I come to the answer #(-cos x sin^2 x)/((cos^2x -1)^2)#

But it should be :
#(-cos x )/((cos^2x -1))#

I know #sin^2x = 1 - cos^2x#

But its not the same as #cos^2x -1#

So I do something wrong.

My first step was :

#((-2 cos x sinx sinx ) - (cos x (cos^2x -1)))/ (cos^2x -1)^2#

Simplify
#((-2cosx sin^2x) - cos x (cos^2x-1))/((cos^2x -1)^2)#

Gives:
#(-cosx((cos^2x-1)+2 sin^2x))/((cos^2x -1)^2)#

Gives:
#(-cosx(1+sin^2x-1))/((cos^2x -1)^2)#

Gives:
#(-cosxsin^2x)/((cos^2x -1)^2)#

1 Answer
Apr 17, 2018

You're almost there!

What you have to realize is that #cos^2x-1=-(1-cos^2x)#. Try distributing the minus sign and see what you get.

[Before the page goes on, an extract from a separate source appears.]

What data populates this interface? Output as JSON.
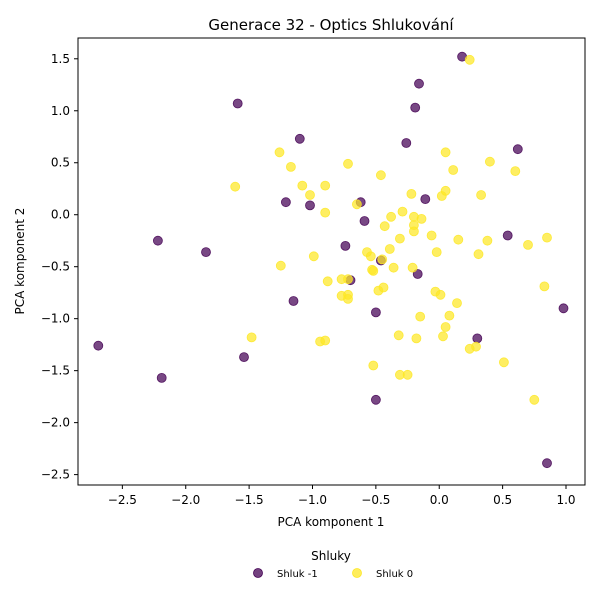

Once you understand that, it's just one step further to say that #cos^2x-1=-sin^2x#. You can also get this equation straight away by moving terms around in #sin^2x+cos^2x=1# (move the #1# and #sin^2x# to their opposite sides).

Another error you have is that you reversed the order of the terms in the numerator when you did the quotient rule, remember, #d/dx(u/v)=((du)/dx*v-u*(dv)/dx)/v^2#.

This makes what you got off by a factor of #-1#, so you should've gotten just #(cosxsin^2x)/(cos^2x-1)^2# as your answer (I took away the minus sign).

From here, use the identity #cos^2x-1=-sin^2x#:

#(cosxsin^2x)/(cos^2x-1)^2=(cosxsin^2x)/((cos^2x-1)(cos^2x-1))#

#=(cosxsin^2x)/(cos^2x-1)(-sin^2x))#

#=(-cosx)/(cos^2x-1)#

As you wished to show.

But, honestly, I think the best way to express this is by rewriting the remaining #cos^2x-1#:

#=(-cosx)/(-sin^2x)#

#=cosx/sinx(1/sinx)#

#=cotxcscx#

If you know your trigonometric derivatives, you might recognize that this is off the derivative of #cscx# by a factor of #-1#. This isn't surprising, though, when we consider the original function:

#sinx/(cos^2x-1)=sinx/(-sin^2x)=(-1)/sinx=-cscx#

So the derivative is exactly as we'd expect.